Druker Brian J
Leukemia Center, Oregon Health & Science University Cancer Institute, L592, 3181 SW Sam Jackson Park Road, Portland, OR 97201, USA.
Trends Mol Med. 2002;8(4 Suppl):S14-8. doi: 10.1016/s1471-4914(02)02305-5.
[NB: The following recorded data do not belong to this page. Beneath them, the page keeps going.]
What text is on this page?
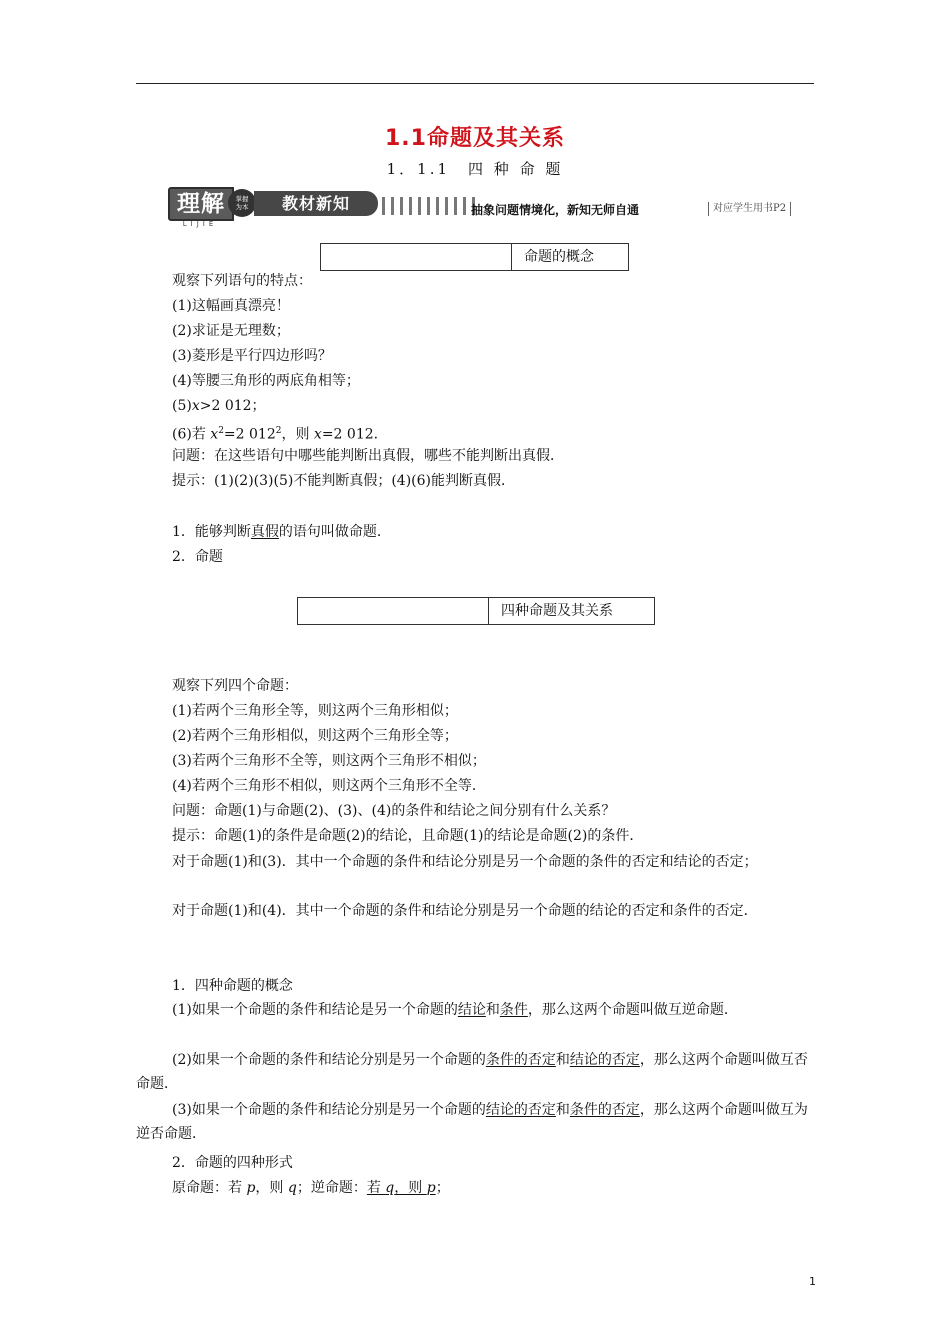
1.1命题及其关系
1．1.1　四 种 命 题
理解
LIJIE
掌握
为本	教材新知	抽象问题情境化，新知无师自通	对应学生用书P2
命题的概念
观察下列语句的特点：
(1)这幅画真漂亮！
(2)求证是无理数；
(3)菱形是平行四边形吗？
(4)等腰三角形的两底角相等；
(5)x>2 012；
(6)若 $x^2=2$ $012^2$，则 x=2 012.
问题：在这些语句中哪些能判断出真假，哪些不能判断出真假．
提示：(1)(2)(3)(5)不能判断真假；(4)(6)能判断真假．
1．能够判断真假的语句叫做命题．
2．命题
四种命题及其关系
观察下列四个命题：
(1)若两个三角形全等，则这两个三角形相似；
(2)若两个三角形相似，则这两个三角形全等；
(3)若两个三角形不全等，则这两个三角形不相似；
(4)若两个三角形不相似，则这两个三角形不全等．
问题：命题(1)与命题(2)、(3)、(4)的条件和结论之间分别有什么关系？
提示：命题(1)的条件是命题(2)的结论，且命题(1)的结论是命题(2)的条件．
对于命题(1)和(3)．其中一个命题的条件和结论分别是另一个命题的条件的否定和结论的否定；
对于命题(1)和(4)．其中一个命题的条件和结论分别是另一个命题的结论的否定和条件的否定．
1．四种命题的概念
(1)如果一个命题的条件和结论是另一个命题的结论和条件，那么这两个命题叫做互逆命题．
(2)如果一个命题的条件和结论分别是另一个命题的条件的否定和结论的否定，那么这两个命题叫做互否命题．
(3)如果一个命题的条件和结论分别是另一个命题的结论的否定和条件的否定，那么这两个命题叫做互为逆否命题．
2．命题的四种形式
原命题：若 p，则 q；逆命题：若 q，则 p；
1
STI571 (Gleevec, imatinib mesylate) exemplifies the successful development of a rationally designed, molecularly targeted therapy for the treatment of a specific cancer. This article reviews the identification of Bcr-Abl as a therapeutic target in chronic myelogenous leukemia and the steps in the development of an agent to inactivate this abnormality. Issues related to clinical trials of molecularly targeted agents are discussed, including dose and patient selection and possible mechanisms of resistance to STI571. Finally, the potential use of STI571 with different tumors and the translation of this paradigm to other malignancies are explored.
STI571(格列卫,甲磺酸伊马替尼)是成功研发出的一种针对特定癌症的合理设计的分子靶向治疗药物的典范。本文回顾了将Bcr-Abl确定为慢性粒细胞白血病治疗靶点的过程,以及开发一种使该异常失活的药物的各个步骤。讨论了与分子靶向药物临床试验相关的问题,包括剂量、患者选择以及对STI571耐药的可能机制。最后,探讨了STI571在不同肿瘤中的潜在应用以及这种模式向其他恶性肿瘤的转化。